In 2007, Block competed in the X Games XIII rally event, where he placed second overall and won a silver medal. In the 2007 Rally America National Championship, Block finished third overall. During this season, Block also entered in a few rounds of the World Rally Championship; Rally Mexico and Rally New Zealand. In Rally New Zealand, Block recorded two top-five stage times in the Group N class. At the end of 2007, Block had achieved 19 podiums and 8 overall victories in rally events.

=== 2008 ===
In 2008, Block was provided with a brand-new rally-prepped 2008 Subaru WRX STi to compete. Block competed in the Rallye Baie-des Chaleurs of the Canadian Rally Championship to gain some experience with his new 2008 rally car and prepare for the World Rally Championships later in the year.

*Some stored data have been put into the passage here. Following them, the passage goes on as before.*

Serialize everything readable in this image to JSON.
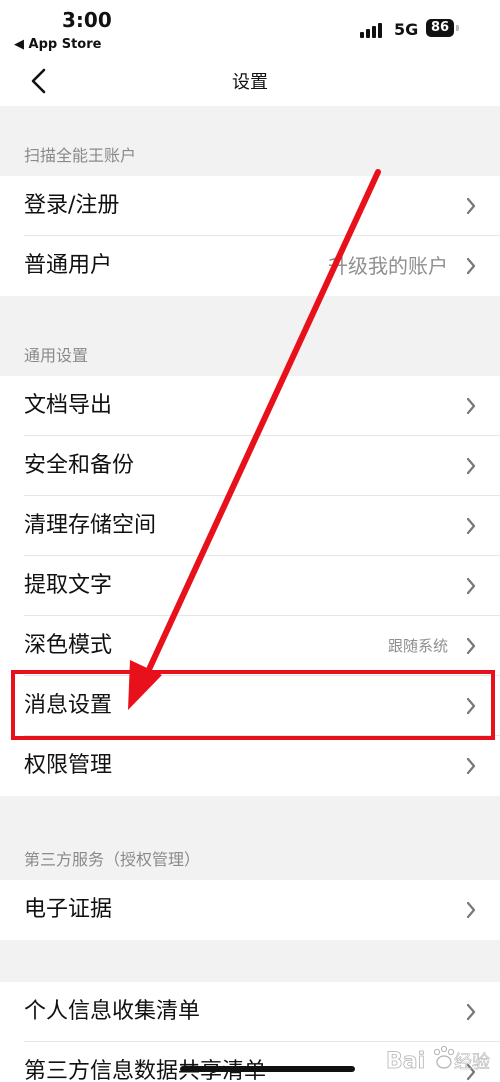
{
  "status_bar": {
    "time": "3:00",
    "back_app": "◀ App Store",
    "network": "5G",
    "battery": "86"
  },
  "nav": {
    "title": "设置",
    "back_icon": "chevron-left-icon"
  },
  "sections": {
    "account": {
      "header": "扫描全能王账户",
      "rows": [
        {
          "label": "登录/注册",
          "value": ""
        },
        {
          "label": "普通用户",
          "value": "升级我的账户"
        }
      ]
    },
    "general": {
      "header": "通用设置",
      "rows": [
        {
          "label": "文档导出",
          "value": ""
        },
        {
          "label": "安全和备份",
          "value": ""
        },
        {
          "label": "清理存储空间",
          "value": ""
        },
        {
          "label": "提取文字",
          "value": ""
        },
        {
          "label": "深色模式",
          "value": "跟随系统"
        },
        {
          "label": "消息设置",
          "value": ""
        },
        {
          "label": "权限管理",
          "value": ""
        }
      ]
    },
    "third_party": {
      "header": "第三方服务（授权管理）",
      "rows": [
        {
          "label": "电子证据",
          "value": ""
        }
      ]
    },
    "privacy": {
      "header": "",
      "rows": [
        {
          "label": "个人信息收集清单",
          "value": ""
        },
        {
          "label": "第三方信息数据共享清单",
          "value": ""
        }
      ]
    }
  },
  "annotation": {
    "color": "#e8101a",
    "target": "消息设置"
  },
  "watermark": {
    "text": "Bai 经验",
    "icon": "baidu-paw-icon"
  }
}
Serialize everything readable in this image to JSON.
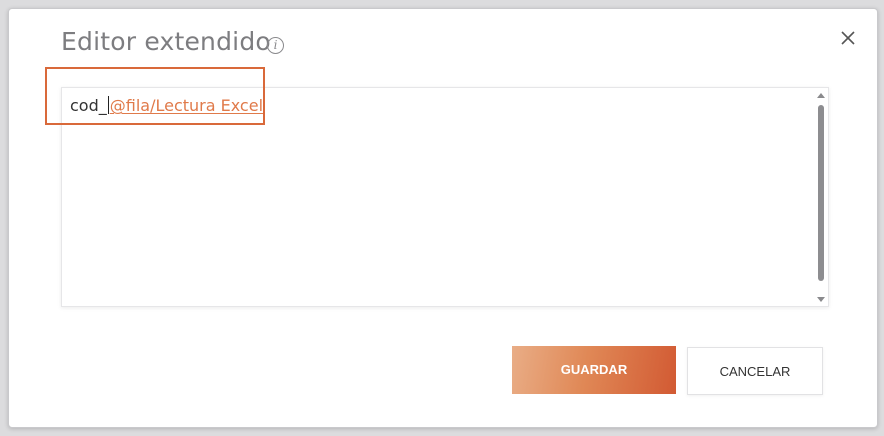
{
  "dialog": {
    "title": "Editor extendido",
    "info_icon": "info-icon",
    "close_icon": "close-icon"
  },
  "editor": {
    "text_before_caret": "cod_",
    "token": "@fila/Lectura Excel"
  },
  "buttons": {
    "save_label": "GUARDAR",
    "cancel_label": "CANCELAR"
  },
  "colors": {
    "accent": "#d9693a",
    "token_link": "#e07a4a"
  }
}
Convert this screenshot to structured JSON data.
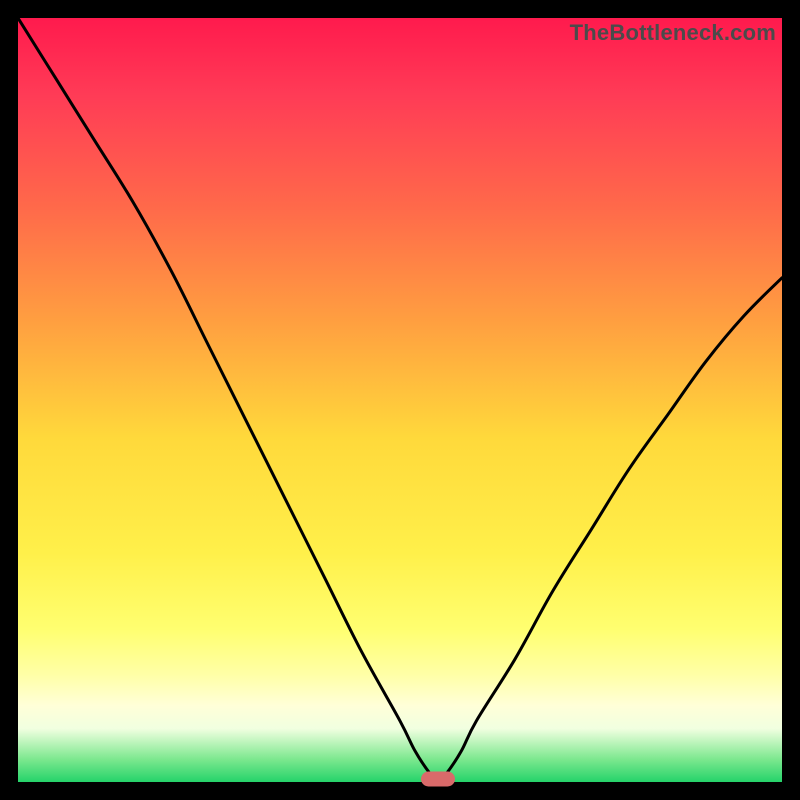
{
  "watermark": "TheBottleneck.com",
  "chart_data": {
    "type": "line",
    "title": "",
    "xlabel": "",
    "ylabel": "",
    "xlim": [
      0,
      100
    ],
    "ylim": [
      0,
      100
    ],
    "grid": false,
    "legend": false,
    "series": [
      {
        "name": "bottleneck-curve",
        "x": [
          0,
          5,
          10,
          15,
          20,
          25,
          30,
          35,
          40,
          45,
          50,
          52,
          54,
          55,
          56,
          58,
          60,
          65,
          70,
          75,
          80,
          85,
          90,
          95,
          100
        ],
        "y": [
          100,
          92,
          84,
          76,
          67,
          57,
          47,
          37,
          27,
          17,
          8,
          4,
          1,
          0,
          1,
          4,
          8,
          16,
          25,
          33,
          41,
          48,
          55,
          61,
          66
        ]
      }
    ],
    "annotations": [
      {
        "name": "optimal-marker",
        "x": 55,
        "y": 0,
        "color": "#d96a6a"
      }
    ],
    "background_gradient": {
      "top": "#ff1a4d",
      "bottom": "#25d36a",
      "stops": [
        "red",
        "orange",
        "yellow",
        "pale-yellow",
        "green"
      ]
    }
  }
}
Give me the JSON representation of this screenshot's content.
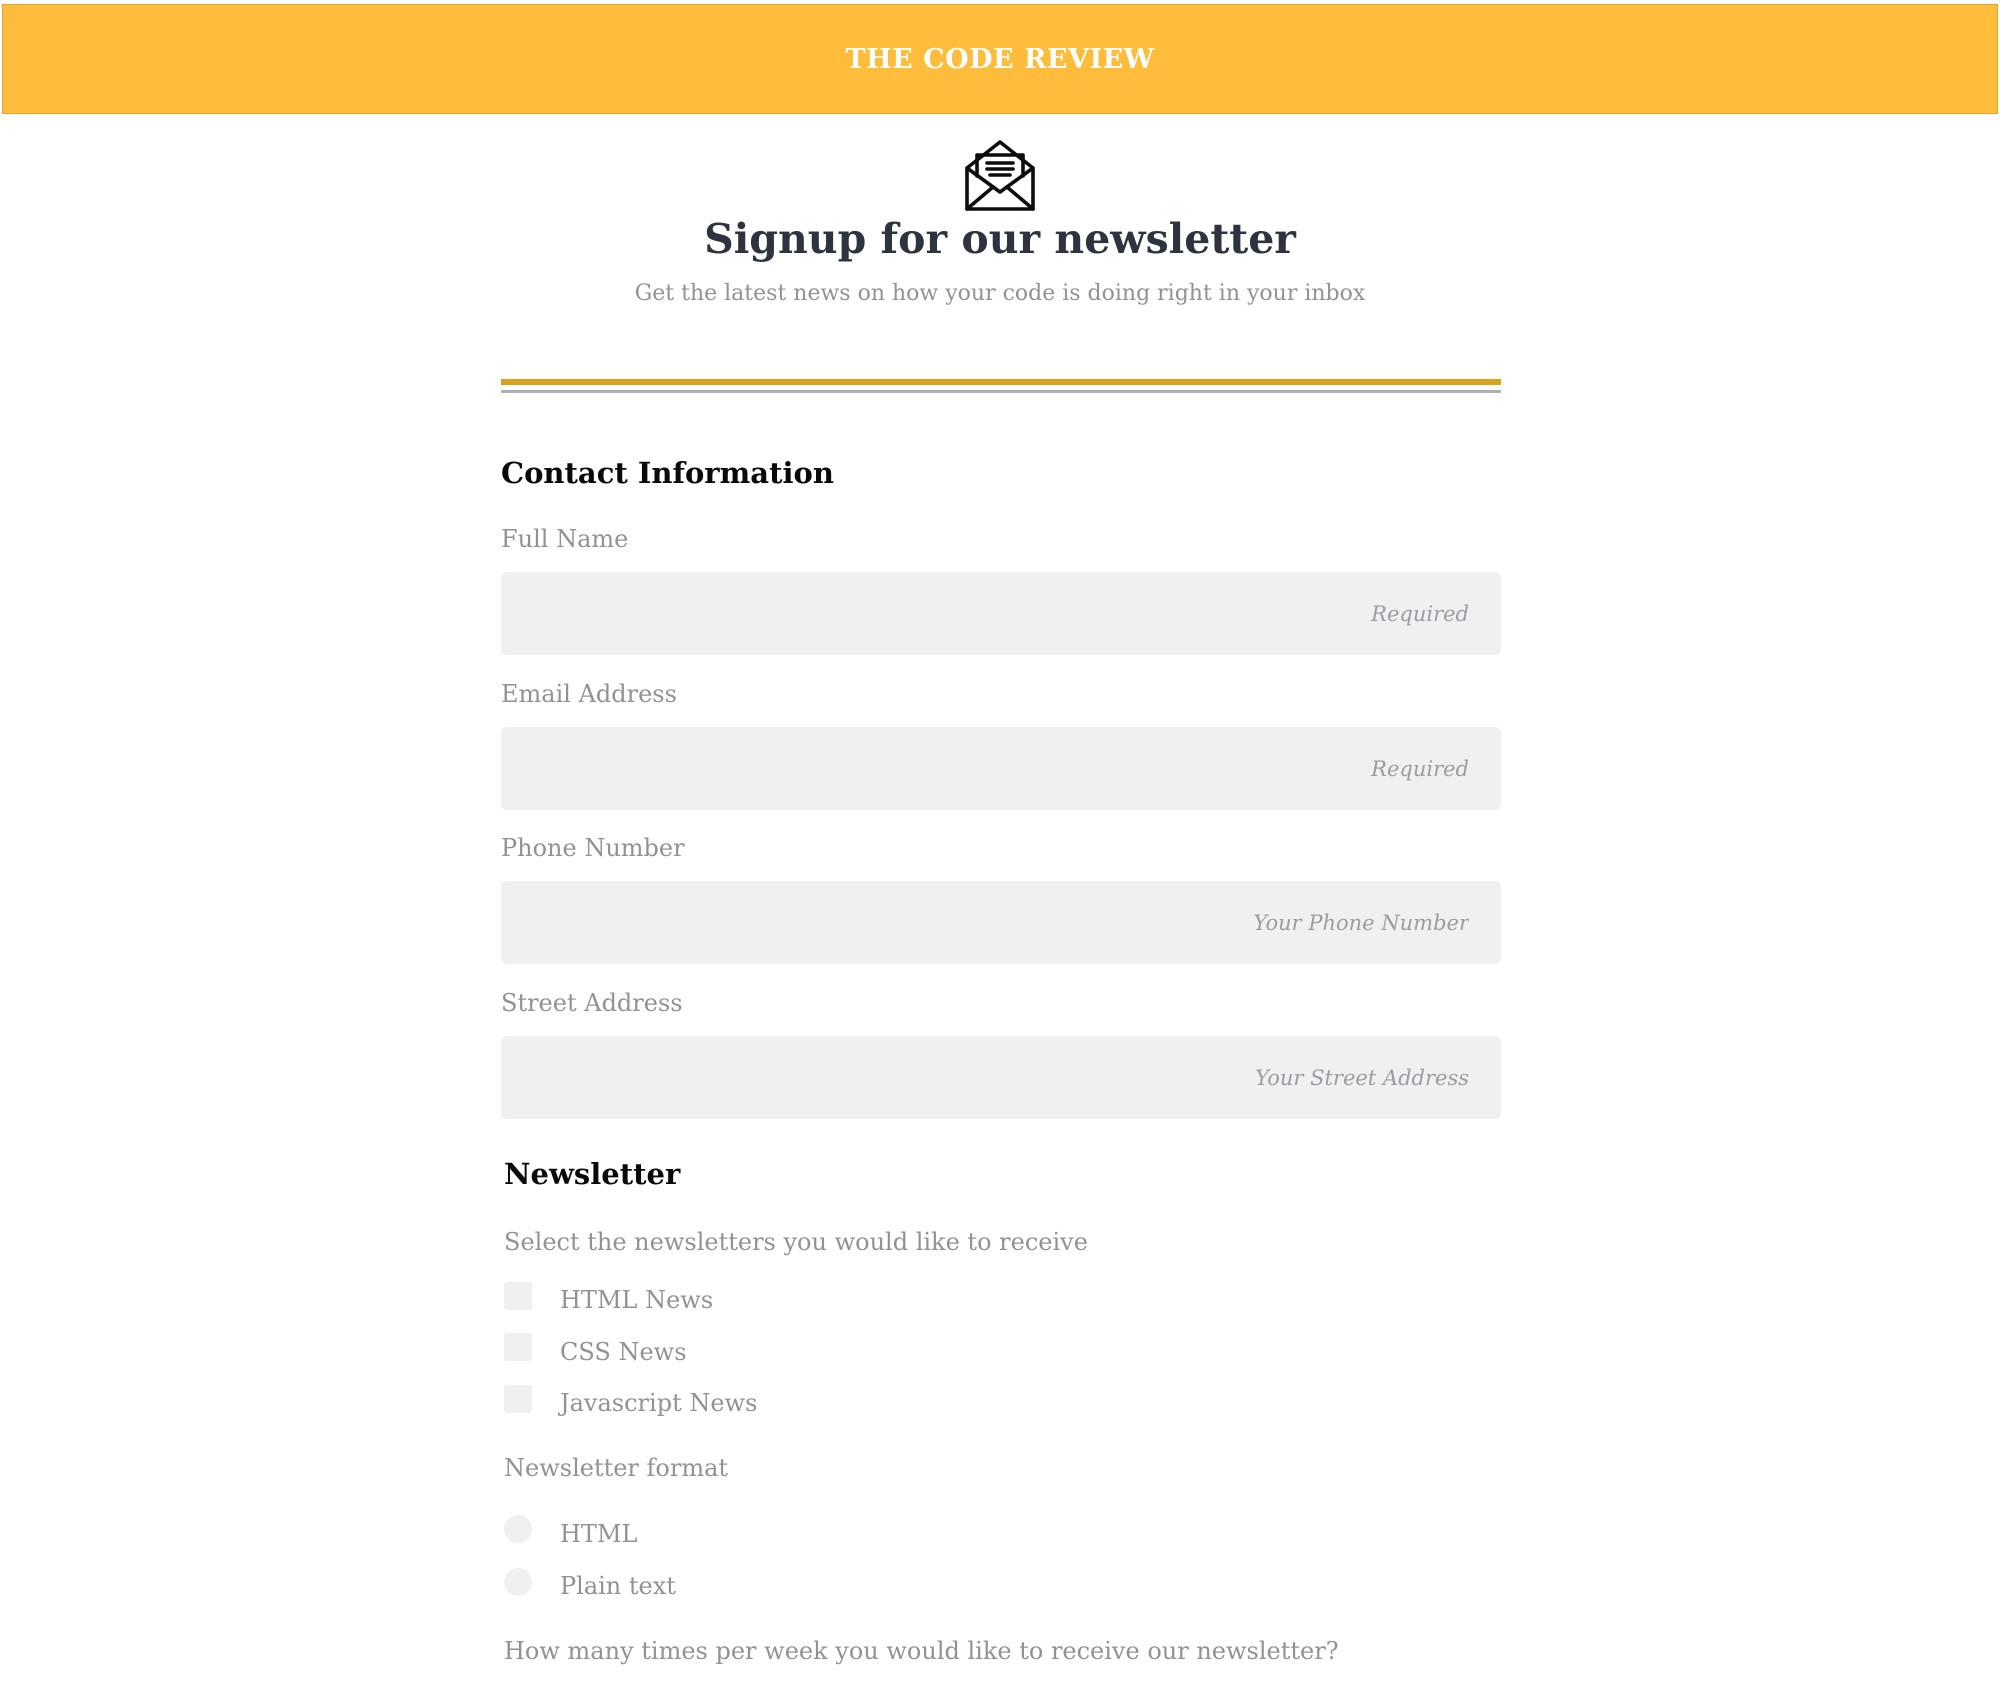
{
  "header": {
    "brand": "THE CODE REVIEW",
    "background_color": "#ffbd3b"
  },
  "hero": {
    "icon": "open-envelope-icon",
    "title": "Signup for our newsletter",
    "subtitle": "Get the latest news on how your code is doing right in your inbox"
  },
  "contact": {
    "heading": "Contact Information",
    "full_name": {
      "label": "Full Name",
      "placeholder": "Required",
      "value": ""
    },
    "email": {
      "label": "Email Address",
      "placeholder": "Required",
      "value": ""
    },
    "phone": {
      "label": "Phone Number",
      "placeholder": "Your Phone Number",
      "value": ""
    },
    "street": {
      "label": "Street Address",
      "placeholder": "Your Street Address",
      "value": ""
    }
  },
  "newsletter": {
    "heading": "Newsletter",
    "select_prompt": "Select the newsletters you would like to receive",
    "options": [
      {
        "label": "HTML News",
        "checked": false
      },
      {
        "label": "CSS News",
        "checked": false
      },
      {
        "label": "Javascript News",
        "checked": false
      }
    ],
    "format_prompt": "Newsletter format",
    "formats": [
      {
        "label": "HTML",
        "selected": false
      },
      {
        "label": "Plain text",
        "selected": false
      }
    ],
    "frequency_prompt": "How many times per week you would like to receive our newsletter?"
  },
  "colors": {
    "accent_gold": "#d9a21f",
    "divider_gray": "#aeb0b3",
    "input_background": "#eff0f1",
    "label_gray": "#8f9296",
    "title_dark": "#2d3440"
  }
}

He gained his first Canadian rally win at the event. This was only the second event for the new car. Block and his co-driver were unable to get any championship points at the event due to not having a Canadian competition license.
Block competed in the Rally New York USA competition and finished in first place.
In the X Games XIV rally competition, Block finished tied for third place with Dave Mirra. This occurrence was due to both competitors having issues with their car. Block, who made it to the semi-finals of the event, had a radiator problem after landing the car awkwardly on a jump. With both bronze place competitors in damaged cars unable to compete, the medals were awarded to both of them.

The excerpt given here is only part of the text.